Salgono ancora i decessi registrati dall’Inail a causa del Covid-19. Le denunce di infortunio sul lavoro con esito mortale presentate il 31 agosto 2020 dall’Inail per i primi sette mesi di quest’anno sono state 716.

Pur nella provvisorietà dei numeri, precisa l’Istituto, questo dato evidenzia un aumento di 117 casi rispetto ai 599 registrati nello stesso periodo del 2019 (+19,5%). L’incremento è influenzato dal numero dei decessi avvenuti e protocollati al 31 luglio 2020 a causa dell’infezione da Covid-19 in ambito lavorativo.

A livello nazionale rispetto ai primi sette mesi dell’anno scorso si registra una riduzione solo degli infortuni mortali in itinere, che sono passati da 167 a 113 (-32,3%). Mentre quelli avvenuti in occasione di lavoro sono aumentati da 432 a 603 (+39,6%). L’incremento ha riguardato la gestione Industria e Servizi (da 512 a 630 denunce) e il conto Stato (da 9 a 31). Mentre l’Agricoltura ha registrato 23 casi in meno (da 78 a 55).

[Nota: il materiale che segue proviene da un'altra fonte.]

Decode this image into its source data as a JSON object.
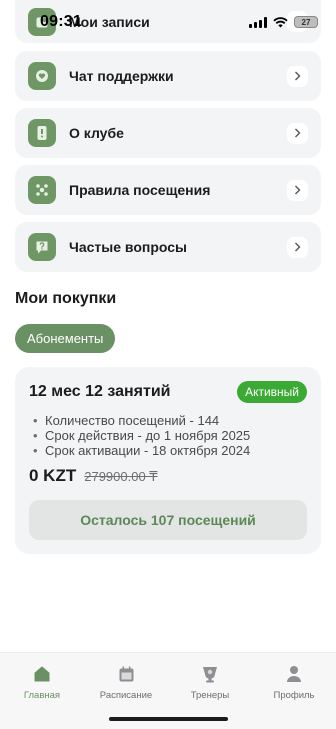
{
  "status_bar": {
    "time": "09:31",
    "battery": "27"
  },
  "menu": {
    "items": [
      {
        "label": "Мои записи",
        "icon": "calendar-check-icon"
      },
      {
        "label": "Чат поддержки",
        "icon": "heart-icon"
      },
      {
        "label": "О клубе",
        "icon": "info-icon"
      },
      {
        "label": "Правила посещения",
        "icon": "rules-icon"
      },
      {
        "label": "Частые вопросы",
        "icon": "question-icon"
      }
    ]
  },
  "purchases": {
    "title": "Мои покупки",
    "filter_chip": "Абонементы"
  },
  "subscription": {
    "title": "12 мес 12 занятий",
    "status": "Активный",
    "details": [
      "Количество посещений - 144",
      "Срок действия - до 1 ноября 2025",
      "Срок активации - 18 октября 2024"
    ],
    "price": "0 KZT",
    "old_price": "279900.00 ₸",
    "remaining": "Осталось 107 посещений"
  },
  "tab_bar": {
    "tabs": [
      {
        "label": "Главная",
        "icon": "home-icon",
        "active": true
      },
      {
        "label": "Расписание",
        "icon": "calendar-icon",
        "active": false
      },
      {
        "label": "Тренеры",
        "icon": "trainer-icon",
        "active": false
      },
      {
        "label": "Профиль",
        "icon": "profile-icon",
        "active": false
      }
    ]
  },
  "colors": {
    "accent": "#6a9163",
    "active_badge": "#3aaa35",
    "card_bg": "#f3f4f5"
  }
}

Inail, gli incidenti mortali

Al 31 luglio risultano 6 incidenti plurimi avvenuti nei primi sette mesi del 2020, per un totale di 12 decessi. Il primo in gennaio, costato la vita a due lavoratori vittime di un incidente stradale a Grosseto. Il secondo in febbraio, con due macchinisti morti nel deragliamento ferroviario avvenuto in provincia di Lodi. Il terzo e il quarto in marzo, con due vittime per incidenti stradali in provincia di Torino e altre due in provincia di Bologna. Il quinto in giugno, con due operai travolti dal crollo di un muro a Napoli, e l’ultimo in luglio in un cantiere edile di Roma, in cui sono deceduti due operai caduti da un ponteggio. Lo scorso anno, invece, gli incidenti plurimi avvenuti tra gennaio e luglio erano stati 12, con 24 casi mortali denunciati (20 dei quali stradali).

L’analisi territoriale

Dall’analisi territoriale emerge una diminuzione di 12 casi mortali nelle Isole (da 58 a 46). Il Nord-Ovest si contraddistingue, invece, per un incremento di 112 casi mortali (da 153 a 265), complice soprattutto l’aumento di 89 casi della Lombardia. Il Centro registra un aumento di otto decessi (da 120 a 128), il Sud sette casi mortali in più (da 134 a 141) e il Nord-Est due in più (da 134 a 136).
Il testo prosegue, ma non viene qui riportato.